Armed with enthusiasm to make a practical difference and strong social media skills, Marchesi and Patchett quickly expanded the service to Melbourne, Sydney and the Gold Coast. Their charity Orange Sky Laundry – named after one of their favourite songs – now operates in 36 locations and washes 350 loads each week. Over 270 volunteers have joined up, and governments and local businesses have come on board to make the charity more sustainable.
Marchesi and Patchett have now been honoured with the title of Young Australians of the Year to recognise their work to boost the respect and improve the health standards of homeless Australians.
Last year, they expanded their mobile laundry service to natural disaster relief by travelling to North Queensland to wash the clothes of residents affected by Cyclone Marcia. This year they want to keep opening in new locations across the country, giving more Australians access to something many of us take for granted: clean clothes.
Accepting the award, Mr Patchett said the laundry service began as a simple idea: "clean clothes and conversation".

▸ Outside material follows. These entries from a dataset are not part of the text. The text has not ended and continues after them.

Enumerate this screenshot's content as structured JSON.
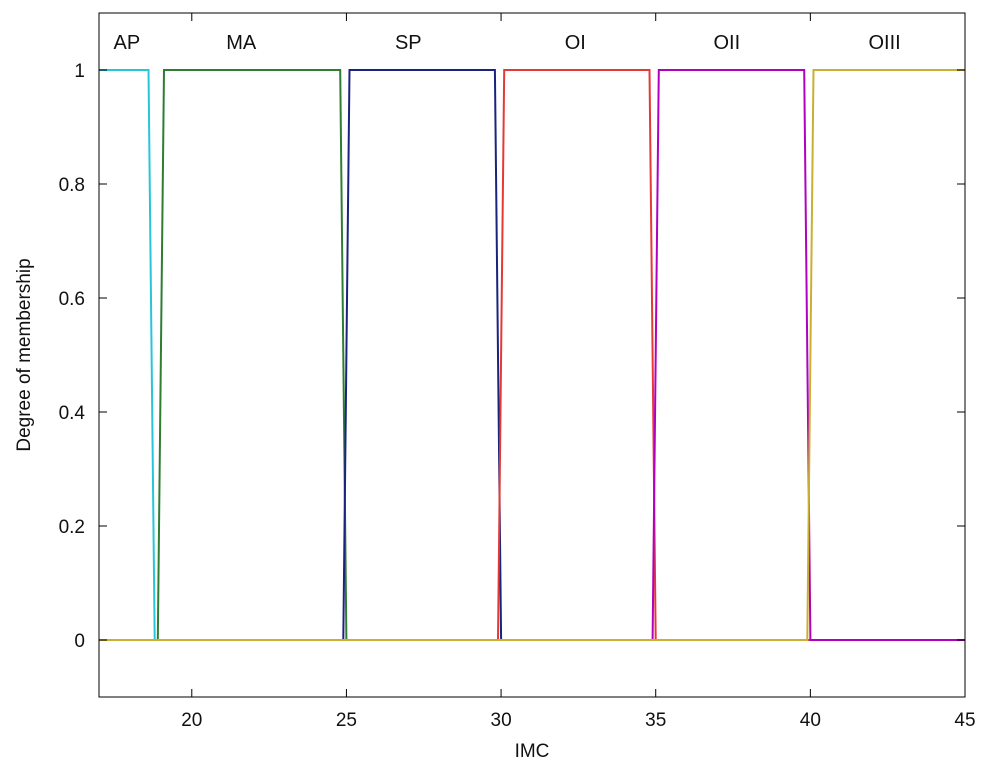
{
  "chart_data": {
    "type": "line",
    "xlabel": "IMC",
    "ylabel": "Degree of membership",
    "xlim": [
      17,
      45
    ],
    "ylim": [
      -0.1,
      1.1
    ],
    "x_ticks": [
      20,
      25,
      30,
      35,
      40,
      45
    ],
    "y_ticks": [
      0,
      0.2,
      0.4,
      0.6,
      0.8,
      1
    ],
    "grid": false,
    "series": [
      {
        "name": "AP",
        "color": "#26c6da",
        "x": [
          17,
          18.6,
          18.8,
          45
        ],
        "y": [
          1,
          1,
          0,
          0
        ]
      },
      {
        "name": "MA",
        "color": "#2e7d32",
        "x": [
          17,
          18.9,
          19.1,
          24.8,
          25.0,
          45
        ],
        "y": [
          0,
          0,
          1,
          1,
          0,
          0
        ]
      },
      {
        "name": "SP",
        "color": "#1a237e",
        "x": [
          17,
          24.9,
          25.1,
          29.8,
          30.0,
          45
        ],
        "y": [
          0,
          0,
          1,
          1,
          0,
          0
        ]
      },
      {
        "name": "OI",
        "color": "#e53935",
        "x": [
          17,
          29.9,
          30.1,
          34.8,
          35.0,
          45
        ],
        "y": [
          0,
          0,
          1,
          1,
          0,
          0
        ]
      },
      {
        "name": "OII",
        "color": "#b000c0",
        "x": [
          17,
          34.9,
          35.1,
          39.8,
          40.0,
          45
        ],
        "y": [
          0,
          0,
          1,
          1,
          0,
          0
        ]
      },
      {
        "name": "OIII",
        "color": "#c8b030",
        "x": [
          17,
          39.9,
          40.1,
          45
        ],
        "y": [
          0,
          0,
          1,
          1
        ]
      }
    ],
    "labels": [
      {
        "text": "AP",
        "x": 17.9
      },
      {
        "text": "MA",
        "x": 21.6
      },
      {
        "text": "SP",
        "x": 27.0
      },
      {
        "text": "OI",
        "x": 32.4
      },
      {
        "text": "OII",
        "x": 37.3
      },
      {
        "text": "OIII",
        "x": 42.4
      }
    ]
  }
}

"But after 70,000 kilos of washing ... we realised it is so much more. We can restore respect, raise health standards and be a catalyst for conversation.
"We have found a way to treat others how they want to be treated."
Mr Marchesi said that last week, he met homeless man Grant, and washed his clothes for the first time.
"As I passed Grant's laundry back to him, he told me something I'll never forget. He said, 'Nic, I haven't been able to have a conversation with anyone for over three days'."